Fred Jannin

August 30, 2017

LA CASE EN MOINS – INTERVIEW / FRÉDÉRIC JANNIN

 

« Toute l’école de Marcinelle est passée dans mon lit »

 

À moins que vous soyez expatrié(e) depuis de nombreuses années, sans aucun accès à la télévision ni à la radio belges, inutile de vous présenter Fred Jannin. Humoriste, comédien, chroniqueur, musicien et dessinateur prolifique depuis plus de trente ans, le gaillard fait partie de notre quotidien et appartient à notre patrimoine. Il vient de terminer la restauration des couleurs des albums de Gaston1 et publie ces jours-ci la suite de Comment devenir Belge 2 sur un scénario de Gilles Dal. Entretien avec un peï comme un building.

 

MPP : Tu débutes en BD avec La revanche de Rockman, tome 3 d’une série qui n’en comporte en réalité qu’un seul…

Fred Jannin : C’était un foutage de gueule. À la fin des années 1970, je découvre le plaisir de la moquerie ou de l’absurdité du monde et du coup, c’était très marrant de faire un tome 3 d’abord. J’avais déjà fait une biographie de Pete Townshend dans le journal More !, qui ressemblait un peu à Même Pas Peur – mais un millénaire avant.
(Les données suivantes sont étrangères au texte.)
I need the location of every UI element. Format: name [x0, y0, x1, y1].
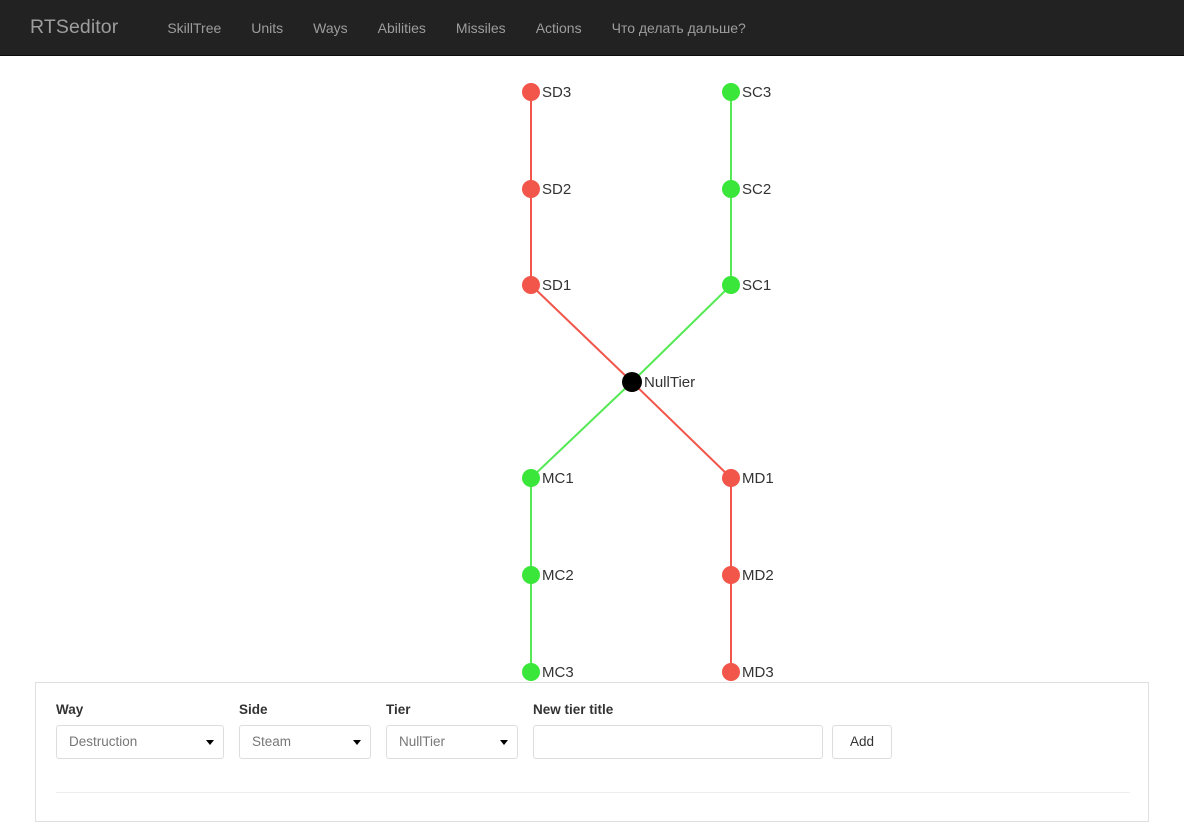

MPP : Ta carrière de dessinateur démarre véritablement en 1977, avec la parution des premières planches de Germain et nous dans le Trombone Illustré, supplément « pirate » du journal Spirou, piloté par Yvan Delporte et André Franquin. Un souvenir concernant l’ambiance qui régnait dans les caves de Dupuis cette année-là ?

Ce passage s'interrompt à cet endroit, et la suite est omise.